Are They Truly Binding?
The majority of international governments now recognize and accept digital signatures as legally binding, though there are still some hold-backs and regional variations.
In the U.S., the Electronic Signatures in Global and National Commerce Act of 2000 is the most recent legislation pertaining to this issue. Countries like the U.S. the United Kingdom, Canada, and Australia which follow more open and technology-neutral eSignature laws have a more wide-ranging and open acceptance of digital signatures for all applications.
By contrast, many countries in Europe, Asia, and South America adopt a stepwise or tiered model of eSignature and digital signature implementation, based on locally defined or regional standards for digital signature technology. Some industries (notably the pharmaceutical and life sciences trades) support specific standards within their own sectors.
But in all cases where digital signatures are recognized, they are viewed as guarantors of the integrity of the data being sent, the authenticity of the sender’s identity, and as undeniable proof (non-repudiation) that the signatory is the original source of a document (and can’t claim otherwise, in court).
Are Digital Signatures and Digital Certificates the Same?

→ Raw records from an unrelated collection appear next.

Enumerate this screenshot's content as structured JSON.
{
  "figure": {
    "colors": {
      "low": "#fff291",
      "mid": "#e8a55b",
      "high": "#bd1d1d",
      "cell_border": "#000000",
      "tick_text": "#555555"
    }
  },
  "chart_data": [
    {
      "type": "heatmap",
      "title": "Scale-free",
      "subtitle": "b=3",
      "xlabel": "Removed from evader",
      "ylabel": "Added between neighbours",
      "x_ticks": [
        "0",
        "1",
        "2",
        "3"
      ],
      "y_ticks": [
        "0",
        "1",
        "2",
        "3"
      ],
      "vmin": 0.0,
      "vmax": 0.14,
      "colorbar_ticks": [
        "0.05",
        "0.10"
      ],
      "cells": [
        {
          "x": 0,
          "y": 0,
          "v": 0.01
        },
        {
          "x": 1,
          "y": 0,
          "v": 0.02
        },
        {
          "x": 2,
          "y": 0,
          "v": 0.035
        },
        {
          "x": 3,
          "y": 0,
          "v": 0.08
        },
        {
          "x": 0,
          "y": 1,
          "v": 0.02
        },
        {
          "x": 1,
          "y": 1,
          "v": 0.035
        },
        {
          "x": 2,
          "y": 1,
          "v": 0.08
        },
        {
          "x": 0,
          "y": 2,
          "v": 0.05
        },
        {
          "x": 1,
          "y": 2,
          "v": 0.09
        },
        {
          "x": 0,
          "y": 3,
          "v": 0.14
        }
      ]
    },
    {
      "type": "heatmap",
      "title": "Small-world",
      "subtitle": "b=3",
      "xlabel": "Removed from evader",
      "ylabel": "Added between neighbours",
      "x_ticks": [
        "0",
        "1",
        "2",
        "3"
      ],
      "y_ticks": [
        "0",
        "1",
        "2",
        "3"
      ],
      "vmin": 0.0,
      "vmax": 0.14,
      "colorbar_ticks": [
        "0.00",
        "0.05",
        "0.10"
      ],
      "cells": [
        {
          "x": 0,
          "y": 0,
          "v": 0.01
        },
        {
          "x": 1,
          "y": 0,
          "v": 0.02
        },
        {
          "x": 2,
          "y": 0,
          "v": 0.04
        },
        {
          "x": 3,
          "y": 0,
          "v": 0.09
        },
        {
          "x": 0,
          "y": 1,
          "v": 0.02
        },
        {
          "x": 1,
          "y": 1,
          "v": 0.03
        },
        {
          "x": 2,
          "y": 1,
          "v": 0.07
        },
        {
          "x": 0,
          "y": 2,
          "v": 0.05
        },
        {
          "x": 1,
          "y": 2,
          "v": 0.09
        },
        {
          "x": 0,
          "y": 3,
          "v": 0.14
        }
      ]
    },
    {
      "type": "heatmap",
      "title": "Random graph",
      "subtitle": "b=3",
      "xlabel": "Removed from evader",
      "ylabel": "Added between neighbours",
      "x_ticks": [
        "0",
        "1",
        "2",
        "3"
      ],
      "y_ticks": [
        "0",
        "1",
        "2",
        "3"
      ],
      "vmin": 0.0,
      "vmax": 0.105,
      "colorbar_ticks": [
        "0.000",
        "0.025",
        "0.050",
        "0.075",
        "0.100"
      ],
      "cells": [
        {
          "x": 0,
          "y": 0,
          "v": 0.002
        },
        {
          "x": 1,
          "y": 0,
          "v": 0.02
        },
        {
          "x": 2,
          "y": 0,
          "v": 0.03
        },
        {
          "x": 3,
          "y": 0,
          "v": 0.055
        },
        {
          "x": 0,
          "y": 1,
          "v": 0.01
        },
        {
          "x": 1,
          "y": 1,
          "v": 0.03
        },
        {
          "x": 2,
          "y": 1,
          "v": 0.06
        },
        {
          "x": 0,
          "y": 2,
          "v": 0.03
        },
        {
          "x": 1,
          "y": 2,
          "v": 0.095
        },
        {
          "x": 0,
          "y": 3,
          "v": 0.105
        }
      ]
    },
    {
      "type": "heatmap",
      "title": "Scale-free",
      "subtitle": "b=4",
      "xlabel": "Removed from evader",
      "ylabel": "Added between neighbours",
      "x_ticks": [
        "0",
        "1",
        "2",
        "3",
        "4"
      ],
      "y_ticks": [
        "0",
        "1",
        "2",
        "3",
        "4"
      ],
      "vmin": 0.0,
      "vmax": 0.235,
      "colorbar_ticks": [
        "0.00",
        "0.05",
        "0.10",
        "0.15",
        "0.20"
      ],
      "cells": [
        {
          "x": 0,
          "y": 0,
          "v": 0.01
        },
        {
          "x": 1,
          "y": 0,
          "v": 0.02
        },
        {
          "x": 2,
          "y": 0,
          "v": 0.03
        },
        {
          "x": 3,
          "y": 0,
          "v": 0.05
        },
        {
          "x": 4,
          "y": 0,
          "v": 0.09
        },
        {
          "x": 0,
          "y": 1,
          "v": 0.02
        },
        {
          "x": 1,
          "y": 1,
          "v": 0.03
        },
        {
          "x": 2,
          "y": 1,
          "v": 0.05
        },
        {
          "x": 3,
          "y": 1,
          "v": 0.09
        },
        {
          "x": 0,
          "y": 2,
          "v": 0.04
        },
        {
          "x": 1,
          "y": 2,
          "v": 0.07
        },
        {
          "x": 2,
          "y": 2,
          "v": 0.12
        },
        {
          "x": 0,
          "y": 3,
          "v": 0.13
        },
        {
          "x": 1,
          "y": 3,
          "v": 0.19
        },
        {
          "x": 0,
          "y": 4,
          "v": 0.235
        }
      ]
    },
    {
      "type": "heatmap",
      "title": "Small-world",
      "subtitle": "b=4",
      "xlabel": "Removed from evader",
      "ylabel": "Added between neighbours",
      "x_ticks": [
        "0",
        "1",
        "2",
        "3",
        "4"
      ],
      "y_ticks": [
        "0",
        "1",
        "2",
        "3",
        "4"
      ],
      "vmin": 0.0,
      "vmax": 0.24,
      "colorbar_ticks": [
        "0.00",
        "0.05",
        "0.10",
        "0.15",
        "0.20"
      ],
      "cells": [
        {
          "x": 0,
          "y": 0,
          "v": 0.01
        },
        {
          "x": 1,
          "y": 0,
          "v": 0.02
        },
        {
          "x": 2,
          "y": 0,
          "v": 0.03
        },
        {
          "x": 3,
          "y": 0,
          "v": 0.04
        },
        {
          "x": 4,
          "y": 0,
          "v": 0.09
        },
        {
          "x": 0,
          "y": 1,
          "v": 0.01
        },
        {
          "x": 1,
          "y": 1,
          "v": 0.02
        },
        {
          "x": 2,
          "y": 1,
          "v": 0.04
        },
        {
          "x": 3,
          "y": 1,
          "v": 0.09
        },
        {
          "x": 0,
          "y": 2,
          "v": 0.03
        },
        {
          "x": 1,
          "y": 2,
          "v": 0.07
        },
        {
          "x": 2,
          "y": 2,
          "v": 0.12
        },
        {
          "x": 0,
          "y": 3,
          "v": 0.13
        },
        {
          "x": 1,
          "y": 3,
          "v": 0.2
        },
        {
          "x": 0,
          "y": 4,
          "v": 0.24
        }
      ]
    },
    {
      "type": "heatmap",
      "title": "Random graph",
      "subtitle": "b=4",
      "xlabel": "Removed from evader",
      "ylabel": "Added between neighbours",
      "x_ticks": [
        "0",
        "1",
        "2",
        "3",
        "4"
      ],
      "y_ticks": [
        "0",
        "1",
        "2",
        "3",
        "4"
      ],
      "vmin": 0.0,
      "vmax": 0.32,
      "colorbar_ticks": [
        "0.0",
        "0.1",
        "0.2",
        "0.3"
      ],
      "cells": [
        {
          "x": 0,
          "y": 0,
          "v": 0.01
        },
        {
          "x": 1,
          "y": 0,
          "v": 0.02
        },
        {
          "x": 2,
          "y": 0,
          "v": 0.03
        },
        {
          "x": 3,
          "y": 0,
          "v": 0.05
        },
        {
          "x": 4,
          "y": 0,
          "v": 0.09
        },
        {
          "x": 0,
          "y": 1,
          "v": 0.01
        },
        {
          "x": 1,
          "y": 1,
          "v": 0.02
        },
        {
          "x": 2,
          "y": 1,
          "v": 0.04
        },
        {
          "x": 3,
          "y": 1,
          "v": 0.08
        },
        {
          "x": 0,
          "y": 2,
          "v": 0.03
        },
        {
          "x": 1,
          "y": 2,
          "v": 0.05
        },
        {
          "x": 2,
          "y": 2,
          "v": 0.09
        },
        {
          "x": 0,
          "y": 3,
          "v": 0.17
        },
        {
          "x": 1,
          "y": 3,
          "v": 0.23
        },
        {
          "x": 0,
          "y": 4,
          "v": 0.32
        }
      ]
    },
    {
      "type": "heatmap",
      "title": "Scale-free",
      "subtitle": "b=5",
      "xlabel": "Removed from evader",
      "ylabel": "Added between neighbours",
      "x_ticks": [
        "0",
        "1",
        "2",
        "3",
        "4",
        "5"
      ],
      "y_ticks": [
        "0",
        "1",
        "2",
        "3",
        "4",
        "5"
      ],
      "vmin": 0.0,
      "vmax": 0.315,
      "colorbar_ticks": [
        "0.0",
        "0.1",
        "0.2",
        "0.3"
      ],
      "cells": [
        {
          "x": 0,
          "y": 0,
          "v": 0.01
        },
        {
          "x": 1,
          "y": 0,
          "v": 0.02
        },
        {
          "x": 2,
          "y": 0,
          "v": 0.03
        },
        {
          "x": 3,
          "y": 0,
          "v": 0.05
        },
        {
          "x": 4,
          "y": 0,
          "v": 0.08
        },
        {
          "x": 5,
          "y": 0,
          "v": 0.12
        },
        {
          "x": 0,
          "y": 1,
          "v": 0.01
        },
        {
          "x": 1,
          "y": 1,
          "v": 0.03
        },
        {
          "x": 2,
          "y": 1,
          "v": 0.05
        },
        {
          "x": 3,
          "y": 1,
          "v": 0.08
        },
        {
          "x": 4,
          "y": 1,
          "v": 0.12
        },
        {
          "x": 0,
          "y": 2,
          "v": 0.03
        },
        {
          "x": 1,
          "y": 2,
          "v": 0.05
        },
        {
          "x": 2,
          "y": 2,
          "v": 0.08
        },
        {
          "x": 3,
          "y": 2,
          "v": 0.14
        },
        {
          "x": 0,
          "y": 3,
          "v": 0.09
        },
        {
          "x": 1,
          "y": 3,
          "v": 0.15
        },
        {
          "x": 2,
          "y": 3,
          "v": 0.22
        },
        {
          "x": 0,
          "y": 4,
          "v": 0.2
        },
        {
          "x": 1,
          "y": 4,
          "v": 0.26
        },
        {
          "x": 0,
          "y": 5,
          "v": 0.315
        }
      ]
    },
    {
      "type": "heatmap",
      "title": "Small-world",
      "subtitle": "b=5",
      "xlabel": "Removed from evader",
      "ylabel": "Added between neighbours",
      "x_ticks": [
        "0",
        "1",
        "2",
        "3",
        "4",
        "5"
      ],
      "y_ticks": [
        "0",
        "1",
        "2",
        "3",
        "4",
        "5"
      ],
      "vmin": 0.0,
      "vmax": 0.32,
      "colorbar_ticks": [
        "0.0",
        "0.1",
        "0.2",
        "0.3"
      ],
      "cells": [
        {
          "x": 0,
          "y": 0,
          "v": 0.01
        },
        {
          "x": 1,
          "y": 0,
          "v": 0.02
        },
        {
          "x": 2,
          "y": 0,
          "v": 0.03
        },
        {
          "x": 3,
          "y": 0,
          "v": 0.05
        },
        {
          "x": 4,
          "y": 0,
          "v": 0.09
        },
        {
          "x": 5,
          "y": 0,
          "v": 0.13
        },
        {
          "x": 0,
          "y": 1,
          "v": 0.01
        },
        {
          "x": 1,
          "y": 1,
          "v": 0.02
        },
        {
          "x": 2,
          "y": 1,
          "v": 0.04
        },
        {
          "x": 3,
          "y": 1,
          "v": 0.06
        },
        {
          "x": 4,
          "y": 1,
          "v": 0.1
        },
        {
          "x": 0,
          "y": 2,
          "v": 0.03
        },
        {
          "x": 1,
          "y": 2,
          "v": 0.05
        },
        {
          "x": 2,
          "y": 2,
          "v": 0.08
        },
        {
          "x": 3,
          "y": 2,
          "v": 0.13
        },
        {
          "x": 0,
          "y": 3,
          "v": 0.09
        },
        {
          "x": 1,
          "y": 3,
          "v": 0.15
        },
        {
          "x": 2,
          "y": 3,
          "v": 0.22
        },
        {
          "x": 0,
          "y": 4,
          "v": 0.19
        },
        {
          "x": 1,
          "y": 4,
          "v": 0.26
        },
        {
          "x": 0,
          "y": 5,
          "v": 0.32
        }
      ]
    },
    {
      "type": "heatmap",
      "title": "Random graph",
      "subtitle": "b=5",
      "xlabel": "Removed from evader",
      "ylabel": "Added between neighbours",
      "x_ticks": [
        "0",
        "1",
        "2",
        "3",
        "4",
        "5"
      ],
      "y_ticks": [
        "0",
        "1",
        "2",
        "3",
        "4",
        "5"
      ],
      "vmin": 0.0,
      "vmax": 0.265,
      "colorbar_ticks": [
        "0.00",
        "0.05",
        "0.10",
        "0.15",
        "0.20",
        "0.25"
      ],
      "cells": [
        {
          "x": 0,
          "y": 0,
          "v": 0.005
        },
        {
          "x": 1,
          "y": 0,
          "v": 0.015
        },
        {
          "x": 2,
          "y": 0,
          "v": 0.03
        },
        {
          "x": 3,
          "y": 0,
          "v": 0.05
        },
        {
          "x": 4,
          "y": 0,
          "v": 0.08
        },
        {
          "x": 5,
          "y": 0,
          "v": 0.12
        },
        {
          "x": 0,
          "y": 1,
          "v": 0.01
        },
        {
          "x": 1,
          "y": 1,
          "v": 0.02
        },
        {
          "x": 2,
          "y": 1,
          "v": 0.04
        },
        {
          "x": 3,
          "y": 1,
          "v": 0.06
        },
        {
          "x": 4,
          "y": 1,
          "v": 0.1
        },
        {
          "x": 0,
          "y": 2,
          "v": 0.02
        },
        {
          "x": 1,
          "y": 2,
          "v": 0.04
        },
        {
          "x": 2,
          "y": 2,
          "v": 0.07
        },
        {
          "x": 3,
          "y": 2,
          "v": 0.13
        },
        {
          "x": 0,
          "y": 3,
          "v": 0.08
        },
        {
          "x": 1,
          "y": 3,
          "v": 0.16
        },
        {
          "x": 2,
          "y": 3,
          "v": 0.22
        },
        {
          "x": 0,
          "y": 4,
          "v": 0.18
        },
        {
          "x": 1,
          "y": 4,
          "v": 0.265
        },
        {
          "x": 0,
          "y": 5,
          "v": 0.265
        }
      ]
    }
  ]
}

There’s often confusion as to the distinction between a digital signature and a digital certificate. The actual position is quite simple.
A digital certificate is an electronic document containing the public key associated with a digital signature, and also specifying the identity of the individual or enterprise associated with that key. The certificate is used to certify that the public key actually belongs to a specific person or organization.
Digital certificates are only valid for a specified time period, and must be issued by a recognized and trusted authority. They are necessary for the creation of a digital signature – but they aren’t the signature, itself.
What Role Do Certificate Authorities (CAs) Play?
A Certificate Authority or CA plays the role of the “recognized and trusted authority” that issues a digital certificate and guarantees the security of the private and public keys used in creating a digital signature. Both the sender of a document and the recipient who signs it must agree to use a given Certificate Authority.
Keys must be protected to ensure security and integrity, and to prevent forgery or malicious use by third parties. The person or enterprise signing or sending a document requires proof that the documents and keys were created securely and properly validated. A Certificate Authority is the third party which acts as a kind of Trust Service Provider to ensure key security, and the provision of the necessary digital certificates.
There are some issues to consider when using digital signatures, including:
- The technology underlying the creation of a digital signature may be liable to becoming obsolete, over time.
- There may be costs (for both senders and recipients) associated with purchasing digital certificates from trusted Certificate Authorities.
- Signature verification software is also required for digital certificate transactions – and again must be purchased by recipients and senders.
- In those territories where electronic and digital signatures aren’t officially recognized, parties should be cautious in the level of exposure they allow themselves in digital transactions.
- In addition, the existence of several digital signature standards across the globe (many of which are incompatible with each other) may complicate the sharing and transmission of digitally signed documents.
Overall though, digital signatures are a secure, verifiable, legally admissible, and convenient method for document exchange and the rapid completion of all kinds of transactions.